When it comes to doing business in international markets, there are so many variables to plan for. In some circumstances, it might make sense for a company to manufacture a product from sourced raw materials or components.
In others, companies might find it more profitable to pay another company to perform the manufacturing process and then sell the finished product.
A major component of planning a supply chain strategy depends on a company’s decision as to whether it will make a product, purchase the product to sell to customers or supply a service. Outsourcing can easily seem like a viable option, saving time, on-site costs, and providing a local level of expertise. But before you can go any further with the decision to outsource or not, consider the biggest risks you could face and plan ahead.
Deloitte’s 2014 Global Outsourcing and Insourcing Survey found that:
most issues are derived from the service provider being reactive rather than proactive” (49% of respondents) “or from the provider delivering poor service despite achieving service levels” (48% of respondents). The least commonly cited issues are “cost related metrics and culture compatibility.
The following sections discuss the diverse outsourcing risks which must be examined in the course of a make or buy decision:
1. Supplier risk
Any arrangement with suppliers has elements of risk involved with it; however, risks associated with sourcing internationally are often higher. With sourcing, the company must thoroughly investigate (i.e. carry out due diligence on) potential source markets and suppliers, making an in-depth risk assessment and checking the business practices of potential suppliers to identify any possible problems.
Issues to investigate are outlined below.
2. Quality
The implications of a quality failure from an international source are much more severe than a quality failure from a domestic source. With the lead times involved with transporting goods from international sources, serious disruptions can occur and it can take several months to rectify the problem. To help minimize this risk, many companies prepare detailed product specifications for suppliers and insist on independent quality control inspections.
See the following Case Study in quality control:
Some years ago, a small U.S. company obtained a contract to supply character dolls for a famous entertainment conglomerate. The proprietor found a supplier in China that offered excellent pricing and showed pictures of samples they had produced to specifications provided. Because the supply contract was very important for this and future business, the proprietor decided to visit the plant, where he found that the samples were the only suitable models of many the manufacturer had produced. The proprietor decided to stay at the plant to supervise the entire six week production run. The end result was a successful, high margin transaction with a satisfied buyer and many other similar contracts to follow. Summers in Southern China, product ready for Christmas!

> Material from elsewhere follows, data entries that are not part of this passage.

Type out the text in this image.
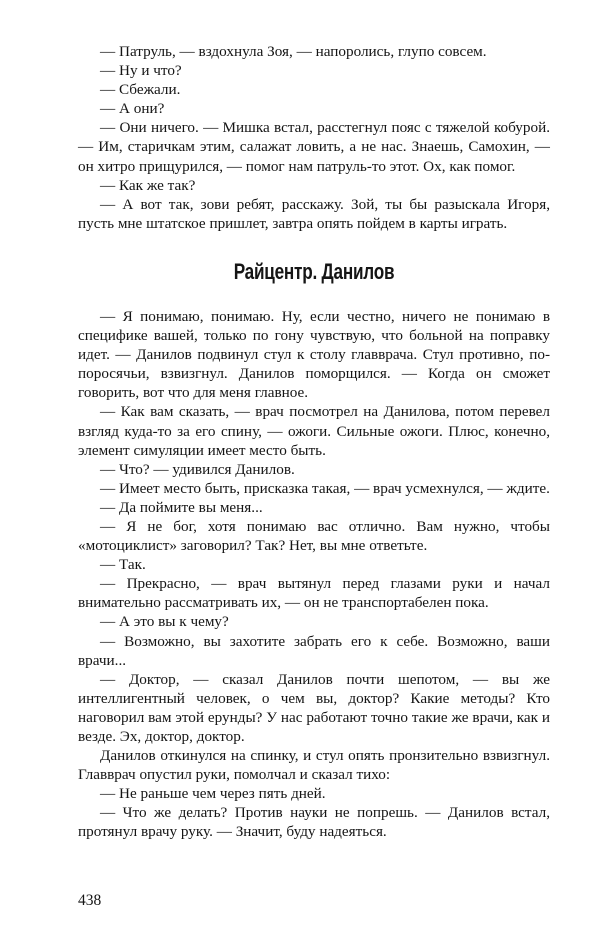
— Патруль, — вздохнула Зоя, — напоролись, глупо совсем.

— Ну и что?

— Сбежали.

— А они?

— Они ничего. — Мишка встал, расстегнул пояс с тяжелой кобурой. — Им, старичкам этим, салажат ловить, а не нас. Знаешь, Самохин, — он хитро прищурился, — помог нам патруль-то этот. Ох, как помог.

— Как же так?

— А вот так, зови ребят, расскажу. Зой, ты бы разыскала Игоря, пусть мне штатское пришлет, завтра опять пойдем в карты играть.

Райцентр. Данилов

— Я понимаю, понимаю. Ну, если честно, ничего не понимаю в специфике вашей, только по гону чувствую, что больной на поправку идет. — Данилов подвинул стул к столу главврача. Стул противно, по-поросячьи, взвизгнул. Данилов поморщился. — Когда он сможет говорить, вот что для меня главное.

— Как вам сказать, — врач посмотрел на Данилова, потом перевел взгляд куда-то за его спину, — ожоги. Сильные ожоги. Плюс, конечно, элемент симуляции имеет место быть.

— Что? — удивился Данилов.

— Имеет место быть, присказка такая, — врач усмехнулся, — ждите.

— Да поймите вы меня...

— Я не бог, хотя понимаю вас отлично. Вам нужно, чтобы «мотоциклист» заговорил? Так? Нет, вы мне ответьте.

— Так.

— Прекрасно, — врач вытянул перед глазами руки и начал внимательно рассматривать их, — он не транспортабелен пока.

— А это вы к чему?

— Возможно, вы захотите забрать его к себе. Возможно, ваши врачи...

— Доктор, — сказал Данилов почти шепотом, — вы же интеллигентный человек, о чем вы, доктор? Какие методы? Кто наговорил вам этой ерунды? У нас работают точно такие же врачи, как и везде. Эх, доктор, доктор.

Данилов откинулся на спинку, и стул опять пронзительно взвизгнул. Главврач опустил руки, помолчал и сказал тихо:

— Не раньше чем через пять дней.

— Что же делать? Против науки не попрешь. — Данилов встал, протянул врачу руку. — Значит, буду надеяться.

438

3. Intellectual property protection
When companies share information with suppliers in countries that have less stringent regulations about intellectual property rights, proprietary information is often leaked. For some products this may constitute an insurmountable obstacle to outsourcing. In others, where the product is constantly evolving, the company may decide to dispense with patent protection, confident it can develop new products faster than the market can reverse engineer them.
4. Reputational risk
To avoid negative impact on the brand name, supplier human rights issues (e.g. hiring underage workers, poor treatment, and environmental violations) must be carefully investigated to ensure compliance with the company’s code of conduct. Other important considerations with global sourcing include the following:
☑ Transport time, costs and risks are usually higher than with domestic sourcing as a consequence of the longer routes;
☑ Cultural differences may complicate business communications or cause shipping delays;
☑ Documentation for international sourcing is complicated and may require research, consulting costs or in many cases outsourcing to a brokerage;
☑ Supplies might be interrupted by political instability, requiring identification of alternative sources; and,
☑ Weather could be a factor, creating shipping delays.
Ideally, to minimize their risk exposure to the above factors, companies should investigate a balanced sourcing strategy in which a mixture of global and domestic sources are used.